Paul Wagenseil is a senior editor at Tom's Guide focused on security and privacy. He has also been a dishwasher, fry cook, long-haul driver, code monkey and video editor. He's been rooting around in the information-security space for more than 15 years at FoxNews.com, SecurityNewsDaily, TechNewsDaily and Tom's Guide, has presented talks at the ShmooCon, DerbyCon and BSides Las Vegas hacker conferences, shown up in random TV news spots and even moderated a panel discussion at the CEDIA home-technology conference. You can follow his rants on Twitter at @snd_wagenseil.

  • HEXiT
    you just gotta laugh at these idiot, just because a service has a cutesy name doesn't mean its safe and secure... also what kind of idiot uploads personal pictures to a public storage site... for 1 you may want to delete them 1 day so you do and you think there gone... sorry what about the backups the server uses every day... like i said prize idiots...
    Reply
  • Nuckles_56
    The easiest way never to put those photos up there in the first place I would have thought...
    Reply
  • cats_Paw
    I love the part where he says "if you absolutely must nude selfies"... please, Define ABSOLUTELY MUST :D. (Earth gonna implode if you dont do it or something?).

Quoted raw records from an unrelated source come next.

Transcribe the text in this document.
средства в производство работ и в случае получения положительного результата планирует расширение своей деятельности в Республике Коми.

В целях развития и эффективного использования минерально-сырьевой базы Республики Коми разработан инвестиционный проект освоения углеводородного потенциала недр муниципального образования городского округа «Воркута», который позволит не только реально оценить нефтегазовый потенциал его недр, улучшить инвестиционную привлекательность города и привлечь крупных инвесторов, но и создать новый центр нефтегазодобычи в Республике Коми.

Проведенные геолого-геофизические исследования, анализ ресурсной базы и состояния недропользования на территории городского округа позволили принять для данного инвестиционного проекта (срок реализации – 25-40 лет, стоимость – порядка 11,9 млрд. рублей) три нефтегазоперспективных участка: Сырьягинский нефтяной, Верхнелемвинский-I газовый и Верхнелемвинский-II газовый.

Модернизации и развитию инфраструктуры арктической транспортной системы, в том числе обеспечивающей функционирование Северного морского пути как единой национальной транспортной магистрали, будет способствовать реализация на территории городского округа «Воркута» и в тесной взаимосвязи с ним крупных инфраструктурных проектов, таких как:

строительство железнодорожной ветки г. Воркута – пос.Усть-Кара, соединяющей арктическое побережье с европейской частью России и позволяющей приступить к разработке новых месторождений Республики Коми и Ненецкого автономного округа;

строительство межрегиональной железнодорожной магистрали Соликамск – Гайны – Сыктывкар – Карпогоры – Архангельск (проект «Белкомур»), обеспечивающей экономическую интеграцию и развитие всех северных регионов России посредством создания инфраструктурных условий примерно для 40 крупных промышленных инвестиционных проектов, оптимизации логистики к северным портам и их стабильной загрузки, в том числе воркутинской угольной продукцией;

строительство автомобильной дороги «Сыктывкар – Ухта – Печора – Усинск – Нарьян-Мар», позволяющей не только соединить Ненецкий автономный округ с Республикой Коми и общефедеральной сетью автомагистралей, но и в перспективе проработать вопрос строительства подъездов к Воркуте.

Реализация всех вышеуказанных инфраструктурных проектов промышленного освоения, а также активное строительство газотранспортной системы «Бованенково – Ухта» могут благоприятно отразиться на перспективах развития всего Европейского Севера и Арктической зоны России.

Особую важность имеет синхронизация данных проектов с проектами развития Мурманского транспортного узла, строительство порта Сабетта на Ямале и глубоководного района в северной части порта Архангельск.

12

    I do have to say that When I had a compromising picture, I kept it under a external HDD, with 3 layers of protection, hidden in a hidden folder, in a sea of fun/stupid pics (and I mean a SEA, it was at least 300 MB of files with the size of 400kb), mixed in a caotic amount of folders all named things like agsaefgae, or asgafefa, and never connected it to any PC that was online, past, present of future, unless a full format was performed first.

    And I STILL know a way that someone could have accessed it without breaking into my home.
    Paranoid? Yeah, Id say so, but at least I know those pics will never hit the internet (especially since they are long gone now).

    When you are young you might make the mistake of taking these sort of pics, but usually you grow smarter and delete them in a 3-5 year time. Obviously that requires to remember that you actually have pictures like that around.

    Reply
  • Paul Wagenseil
    cats_Paw, most of these people probably had no idea that their images would be automatically backed up to cloud services. They're not going to take the trouble of stashing the pics on an encrypted hard drive, no matter how much we tell them they should.
    Reply
  • Murissokah
    Maybe don't take any?
    Reply
  • dovah-chan
    http://puu.sh/biJE1/010a0b24c8.png I love you internet
    Reply
  • Christopher1
    The problem is that two-factor assumes that you have a smartphone. I don't, my parents did not until very recently, and most of my relatives do not (they have the cheap "Obama phones" that they bought and paid for because they are cheap and good).
    So, two-factor is not a solution. IP address filtering might be or geo-location filtering might be a good one.
    Reply
  • Christopher1
    IWhen you are young you might make the mistake of taking these sort of pics, but usually you grow smarter and delete them in a 3-5 year time. Obviously that requires to remember that you actually have pictures like that around.
    Why is it a 'mistake' to take these kind of pictures? Last I heard, the human body was a natural, normal and not obscene thing, clothed or not, except in the minds of the uber-religious.
    Maybe it is more time to normalize the taking of these kinds of pictures so that the blackmail and shaming thing disappears.